Mit diesem Roman hat Michelle Stern die Zyklus-Handlung mal so richtig weitergebracht.
Die RAS TSCHUBAI fliegt in der Galaxis Ancaisin, einem Teil des Galaxiengevierts, in dem die Superintelligenz VECU gewirkt hat, in ein System ein, in dem sich ein Abyssaler Triumphbogen befinden soll, soviel haben sie bisher auf ihrer Erkundungsmission herausgefunden. Vor dem Ziel befinden sich eine große Anzahl von Raumschiffen, die auf ein unbekanntes Ziel im System zufliegen. Aus dem Funkverkehr finden sie heraus, dass die Flotte sich auf einer Pilgerreise befinden, weil sie einen Abyssalen Ruf empfangen haben, in dem die Rede von einer Kandidatin Phaatom ist. Es wird ein Beiboot ausgeschleust, das sich der Pilgerflotte anschließen soll. Vorher werden alle Pilgerschiffe von Raumschiffen der Phersunen begleitet und untersucht, eine phersunische Untersuchungskommision kommt an Bord der PAQUA, einem Boot das eine niedrige Entwicklungsstufe vortäuschen soll. Unter Mithilfe einer parapsychischen Beeinflussung der Untersuchungskommission durch die Mutanten Donn Yaruda und Penelope Assid gelingt es, eine Genehmigung zum Flug zu bekommen. Unterwegs kommen sie in den "Genuss" einer Ansprache durch die Phersunin Kumusheg Eshall, den sog. Abyssalen Apell.

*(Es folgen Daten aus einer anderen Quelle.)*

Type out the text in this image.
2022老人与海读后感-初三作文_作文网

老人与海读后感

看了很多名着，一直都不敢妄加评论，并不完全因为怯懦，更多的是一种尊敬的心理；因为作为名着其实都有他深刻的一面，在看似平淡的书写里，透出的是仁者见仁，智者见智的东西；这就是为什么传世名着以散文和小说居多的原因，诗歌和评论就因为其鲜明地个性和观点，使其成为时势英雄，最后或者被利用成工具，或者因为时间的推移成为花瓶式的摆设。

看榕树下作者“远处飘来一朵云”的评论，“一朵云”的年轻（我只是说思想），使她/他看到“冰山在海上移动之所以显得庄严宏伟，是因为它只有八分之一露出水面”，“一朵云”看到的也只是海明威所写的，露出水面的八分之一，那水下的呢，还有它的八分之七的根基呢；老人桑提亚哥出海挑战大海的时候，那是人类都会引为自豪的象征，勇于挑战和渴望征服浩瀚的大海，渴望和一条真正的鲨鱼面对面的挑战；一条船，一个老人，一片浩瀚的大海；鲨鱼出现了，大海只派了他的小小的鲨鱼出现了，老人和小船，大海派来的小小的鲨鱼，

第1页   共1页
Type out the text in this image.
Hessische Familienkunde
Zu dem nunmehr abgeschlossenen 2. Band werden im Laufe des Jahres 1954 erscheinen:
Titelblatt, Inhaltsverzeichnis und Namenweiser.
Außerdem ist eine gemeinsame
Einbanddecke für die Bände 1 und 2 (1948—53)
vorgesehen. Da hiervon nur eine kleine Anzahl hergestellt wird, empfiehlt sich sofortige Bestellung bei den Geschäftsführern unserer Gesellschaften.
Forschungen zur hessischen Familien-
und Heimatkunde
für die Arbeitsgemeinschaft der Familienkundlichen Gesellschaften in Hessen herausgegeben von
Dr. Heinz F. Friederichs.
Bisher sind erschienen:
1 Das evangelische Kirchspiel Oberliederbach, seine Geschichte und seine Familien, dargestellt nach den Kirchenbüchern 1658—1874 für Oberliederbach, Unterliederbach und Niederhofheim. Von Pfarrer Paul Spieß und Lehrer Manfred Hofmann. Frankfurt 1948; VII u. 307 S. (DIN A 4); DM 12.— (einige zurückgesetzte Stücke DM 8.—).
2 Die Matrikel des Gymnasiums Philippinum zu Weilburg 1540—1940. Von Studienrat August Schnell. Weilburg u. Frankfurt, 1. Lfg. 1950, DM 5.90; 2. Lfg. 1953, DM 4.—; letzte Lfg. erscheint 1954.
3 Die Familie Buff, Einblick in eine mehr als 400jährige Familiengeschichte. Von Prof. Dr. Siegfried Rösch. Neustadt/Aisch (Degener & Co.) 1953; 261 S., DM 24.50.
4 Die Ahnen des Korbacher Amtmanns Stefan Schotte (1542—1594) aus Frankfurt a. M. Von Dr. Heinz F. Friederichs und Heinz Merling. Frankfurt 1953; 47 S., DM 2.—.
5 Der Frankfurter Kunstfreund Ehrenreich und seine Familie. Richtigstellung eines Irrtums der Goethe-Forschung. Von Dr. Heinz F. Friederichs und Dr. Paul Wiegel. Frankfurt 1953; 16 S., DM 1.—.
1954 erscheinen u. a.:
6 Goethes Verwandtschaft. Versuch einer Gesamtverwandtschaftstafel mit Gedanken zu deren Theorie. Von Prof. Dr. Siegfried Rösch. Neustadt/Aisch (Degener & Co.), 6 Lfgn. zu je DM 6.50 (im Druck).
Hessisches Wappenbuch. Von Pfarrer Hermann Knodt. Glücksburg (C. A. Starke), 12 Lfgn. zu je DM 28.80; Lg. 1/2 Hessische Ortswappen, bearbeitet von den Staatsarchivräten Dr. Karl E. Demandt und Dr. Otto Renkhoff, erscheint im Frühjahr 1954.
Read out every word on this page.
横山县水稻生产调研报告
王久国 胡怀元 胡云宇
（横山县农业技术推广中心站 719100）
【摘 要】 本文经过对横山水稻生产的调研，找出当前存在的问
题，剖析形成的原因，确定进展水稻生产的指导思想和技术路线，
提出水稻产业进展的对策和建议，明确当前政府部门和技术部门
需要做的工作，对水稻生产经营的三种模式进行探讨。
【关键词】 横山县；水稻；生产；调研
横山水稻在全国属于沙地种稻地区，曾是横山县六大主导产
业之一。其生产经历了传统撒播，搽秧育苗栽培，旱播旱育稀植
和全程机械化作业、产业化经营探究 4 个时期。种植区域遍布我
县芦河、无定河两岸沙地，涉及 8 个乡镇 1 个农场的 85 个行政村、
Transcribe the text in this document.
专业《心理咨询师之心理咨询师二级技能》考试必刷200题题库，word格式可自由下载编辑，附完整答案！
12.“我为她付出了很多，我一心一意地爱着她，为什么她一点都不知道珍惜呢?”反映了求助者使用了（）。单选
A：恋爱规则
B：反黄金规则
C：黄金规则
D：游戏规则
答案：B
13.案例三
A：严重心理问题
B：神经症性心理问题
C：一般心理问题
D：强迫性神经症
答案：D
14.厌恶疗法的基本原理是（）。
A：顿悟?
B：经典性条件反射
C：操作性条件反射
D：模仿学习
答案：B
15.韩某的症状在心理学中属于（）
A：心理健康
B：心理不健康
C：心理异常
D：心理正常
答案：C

In dieser Anprache erfahren sie viel von den "Mördern der Materie", über das das Ziel der Verheerung des Galaxien-Gevierts und eine Einladung in den "Abyssalen Triumphbogen".
Zwischenzeitlich kommt es zu einem Attentat auf die Phersunen-Flotte durch ein Schiff der Pilger, deren Schiff zerstört wird und anschließend viele Rettungskapseln ausstreut. Rhodan rettet eine der Überlebenden, obwohl von den Phersunen ausdrücklich verboten, eine Thesan, die ihm nach einiger Zeit erzählt, dass sie dieses Ereignis gesehen hat, als sie in die Zukunft geschaut hat. Deshalb war dieses Attentat nicht zufällig, sondern vorherbestimmt. Da nicht alle Raumschiffe in den "Genuss" dieser Einladung kommen können, muss man sich darum bewerben, was die PAQUA auch tut. Wiederum kommt die Kommission an Bord um die Bewerber zu bewerten und Empfehlungen auszusprechen, nach einer weiteren suggestiven Beeinflussung durch die Mutanten bekommen sie schließlich die Genehmigung zum Einflug in den Bogen...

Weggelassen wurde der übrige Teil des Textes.